4
Yorum
0
Beğeni
0,0
Puan
1717
Okunma
‘’En çirkin merhamet, hedefini şaşırandır.’’Diyordu P.Safa bir romanında.
Ben merhamet kelimesi yerine ‘’sevgiyi sevdayı’’ koydum. Sevgine layık olmayanı sevmek de böyle bir şey.
Sen gönlünü, her şeyini koyarsın ortaya ama, karşındaki koymuş gibi yapar. Sevmiş gibi yapar. Sonra da çeker gider.Sen bakakalırsın ardından. Dünyan yıkılır başına. Çıkamazsın aynaların karşısına bile. Yaşananlar rüya olur; yaşadıklarınsa kâbus. Fakat hayat, yaşanması gereken bir gerçektir. O an da ölsen de gam değildir bir yandan. Ama ölsen kime ne garip anandan başka. Bu acıyla baş etmeniz lâzımdır.
Bu şaşkın, yanlış sevdiğiniz bir de çok akıllı ama yüreksiz çıkarsa yandığınız kesindir. Çoktan vazgeçmiştir sizden , başka hayatlar kurmuştur kendine de kurmamış gibi yapar, vazgeçmemiş gibi yapar. Siz anlayamazsınız kolayca, seviyorsunuz ya, aşıksınız ya; o da sizin gibi sanırsınız. Sonra çıkacaktır kokusu.

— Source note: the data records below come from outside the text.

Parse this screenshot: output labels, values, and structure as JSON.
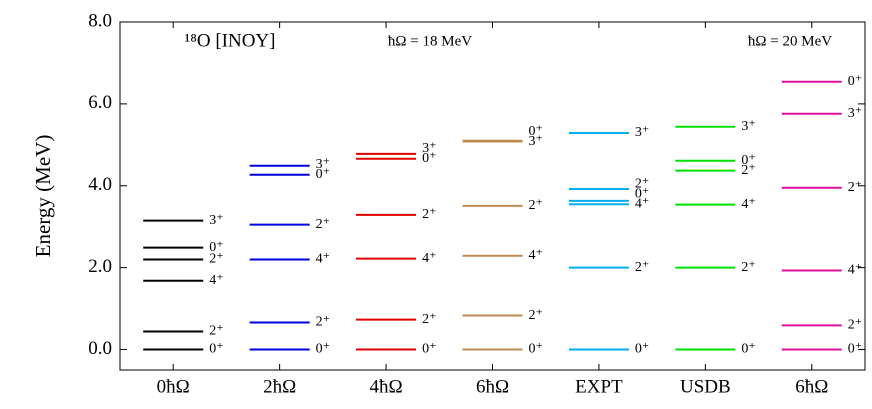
{
  "chart_data": {
    "type": "level-scheme",
    "title": "¹⁸O [INOY]",
    "annotations": [
      "ħΩ = 18 MeV",
      "ħΩ = 20 MeV"
    ],
    "y_label": "Energy (MeV)",
    "ylim": [
      -0.5,
      8.0
    ],
    "yticks": [
      {
        "value": 0,
        "label": "0.0"
      },
      {
        "value": 2,
        "label": "2.0"
      },
      {
        "value": 4,
        "label": "4.0"
      },
      {
        "value": 6,
        "label": "6.0"
      },
      {
        "value": 8,
        "label": "8.0"
      }
    ],
    "columns": [
      {
        "label": "0ħΩ",
        "color": "#000000",
        "energies": [
          0,
          0.44,
          1.68,
          2.2,
          2.49,
          3.15
        ],
        "spins": [
          "0⁺",
          "2⁺",
          "4⁺",
          "2⁺",
          "0⁺",
          "3⁺"
        ]
      },
      {
        "label": "2ħΩ",
        "color": "#0000dd",
        "energies": [
          0,
          0.66,
          2.2,
          3.05,
          4.27,
          4.49
        ],
        "spins": [
          "0⁺",
          "2⁺",
          "4⁺",
          "2⁺",
          "0⁺",
          "3⁺"
        ]
      },
      {
        "label": "4ħΩ",
        "color": "#e00000",
        "energies": [
          0,
          0.73,
          2.22,
          3.29,
          4.66,
          4.78
        ],
        "spins": [
          "0⁺",
          "2⁺",
          "4⁺",
          "2⁺",
          "0⁺",
          "3⁺"
        ]
      },
      {
        "label": "6ħΩ",
        "color": "#c08a50",
        "energies": [
          0,
          0.83,
          2.29,
          3.51,
          5.08,
          5.1
        ],
        "spins": [
          "0⁺",
          "2⁺",
          "4⁺",
          "2⁺",
          "3⁺",
          "0⁺"
        ]
      },
      {
        "label": "EXPT",
        "color": "#00b0f0",
        "energies": [
          0,
          2.0,
          3.55,
          3.63,
          3.92,
          5.29
        ],
        "spins": [
          "0⁺",
          "2⁺",
          "4⁺",
          "0⁺",
          "2⁺",
          "3⁺"
        ]
      },
      {
        "label": "USDB",
        "color": "#00e000",
        "energies": [
          0,
          2.0,
          3.54,
          4.37,
          4.61,
          5.44
        ],
        "spins": [
          "0⁺",
          "2⁺",
          "4⁺",
          "2⁺",
          "0⁺",
          "3⁺"
        ]
      },
      {
        "label": "6ħΩ",
        "color": "#e0109e",
        "energies": [
          0,
          0.59,
          1.93,
          3.95,
          5.76,
          6.54
        ],
        "spins": [
          "0⁺",
          "2⁺",
          "4⁺",
          "2⁺",
          "3⁺",
          "0⁺"
        ]
      }
    ]
  }
}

Acısı; o hiç çıkmaz içinizden. Çünkü kırılan, gönül denilen sırça saraydır. Yıkanı, yapmazsa, onarmazsa iyileşmez o yara. Kanar durur. Giden sevgiliden vefa beklenir mi? Zaten vefa olsaydı gider miydi hiç! Sizsiz bir başka hayata ‘’evet’’ der miydi?
Demiş işte! Başka hayatlara çoktan yelken açmış da haberiniz yok! Hem de sizinle beraberken… Sizi hala sevdiğini söylerken… Bu bir aşka ihanet değil de nedir!? Bu aldatılış da acınız üstüne cilâ olur.Kanayan yaraya tuz serpilmiştir bir kere. Kanar, kanar durur.İflah olmazsınız artık.
Aradan geçen onca yıl da, her şeye rağmen kurmayı başardığınız yeni hayatınız da yavrularınız –yaşama sebepleriniz- da olsa yine kanar. Kanadı, kanıyor işte. Hadi baş edin bu ilacsız dertle.